Saturday, May 8, 2010

"What Might We Be Accomplishing If We Weren't Tethered to the Net?"

Writing a book, maybe? Watching television? Cleaning? Exercising? Not being a total loser?

Everyone loves the Internet, but I'm convinced some people love it more than others (I firmly belong in the latter category). And there are many of us in said category that wonder what we would do with all that extra time if we didn't spend it conversing with others, looking up random shit, or watching YouTube videos. The Internet is one of the greatest timesucks ever invented, and all those other things fall into it: chat services, Twitter, Facebook, email, RSS feeds....

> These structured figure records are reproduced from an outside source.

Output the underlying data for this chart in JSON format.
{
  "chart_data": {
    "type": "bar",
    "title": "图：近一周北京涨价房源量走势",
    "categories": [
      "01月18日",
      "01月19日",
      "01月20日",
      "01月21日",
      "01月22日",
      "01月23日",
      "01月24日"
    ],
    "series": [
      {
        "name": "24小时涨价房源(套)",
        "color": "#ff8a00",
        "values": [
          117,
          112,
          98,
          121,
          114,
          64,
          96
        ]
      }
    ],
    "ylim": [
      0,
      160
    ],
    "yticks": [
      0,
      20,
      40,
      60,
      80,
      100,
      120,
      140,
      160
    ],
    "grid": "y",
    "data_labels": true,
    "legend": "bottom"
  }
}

To quote technologist Nicholas Carr:
[T]he Web is also an enormous global timesink, sucking up massive amounts of time that might have gone into more productive, thoughtful, and fulfilling activities. It's difficult to measure the cost of this wasted time, because it's impossible to know what people might have done if they weren't surfing and tweeting and youtubing and huluing and foursquaring and emailing and IMing and googling and etc. The Web often gives us the illusion of having an incredibly diverse set of pursuits when it's really narrowing the scope of our thoughts and activities. There is still a whole lot more that people can do offline than online - something that's easy to forget as we peer into our screens all day. (my emphasis)
That's seen in the discussion of the polarization of our country and our media, how everyone is worried that we siphon ourselves off into our own bubbles. StumbleUpon can tell us our interests, further refined on sites like Amazon and Pandora, all with the universal "like" button. The Internet is, like so many things, a blessing and a curse, a way to connect and a way to disconnect. It's up to the user to define the experience.


John said...

Through my participation in Digital Detox Week I learned a great deal about how much time I waste on the internet (and how much I miss it when I can't access it.) I thought for certain that I would be woefully behind on current events in my friends' lives after a week without Facebook and Twitter, but it only took me about an hour to catch up on both. Much of the internet seems important as we're accessing it because it's so very immediate, but precious little of it actually affects our lives.

I found that, when I wasn't able to spend time on the internet (or playing video games or watching TV), my activities typically included:
1) Household chores.
2) Reading comics/books/newspapers and/or listening to music.
3) Writing down my experiences.
4) Finding any excuse to be outside during nice weather.
5) Actually trying to take an interest in my future and improve my life overall. Sadly, I didn't do enough of this one(as much of it required use of the internet to pursue) but I did gain some potentially valuable insight. And while I wouldn't recommend going completely cold turkey from the internet for most people in my peer group, I would say that putting a limit on how much time (and WHICH time) one spends on it could really help one take back one's life. As for the "not being a total loser" part, though? Your mileage may vary.

MediaMaven said...


I tend to institute my own Digital Detox periods (or AIM/Facebook free zones), and it's always been an interesting experience. I read a lot less books now, and it's something I always want to reverse. The Internet is a form of distraction, obviously, and I would benefit wholeheartedly if I weaned myself off of its powerful grip and spent more time doing, well, all of those items you listed, but especially #3 and #5.

My dad said last week that he wished the internet closed shop at 12:30, so that everyone would go to sleep.

Ian said...

There's a difference between the creators and the consumers out there. The consumers sit in front of the internet and just vegetate, content to absorb whatever YouTube clip or Facebook group like plants sucking up water, without producing a damn thing, but is this really a current phenomenon? If it's YouTube now, it was television before. If it's farmville now, it used to be poker. This isn't a phenomenon of our generation. People have been wasting time since time's beginning.

The creators are the ones that matter. They're the ones that code Facebook applications and that make YouTube videos. Musicians and Film Makers are finding it cheaper than ever to create and distribute their art. Have ever been to It's a website for computer art and it's a fantastic resource for digital artists to get tips, feedback, and sometimes even compensation for their work, on a scale never before possible. These are the people you watch, people who use the internet as a tool rather than a toy.

Getting off the internet once in a while is a good thing, and no one should be tethered to their computer. But was everybody before the digital age really a rennasaince man who spent his time alternating between reading joyce and scaling the alps? The ratio of creators and consumers is the same. People don't waste time more, they just waste it in a different way?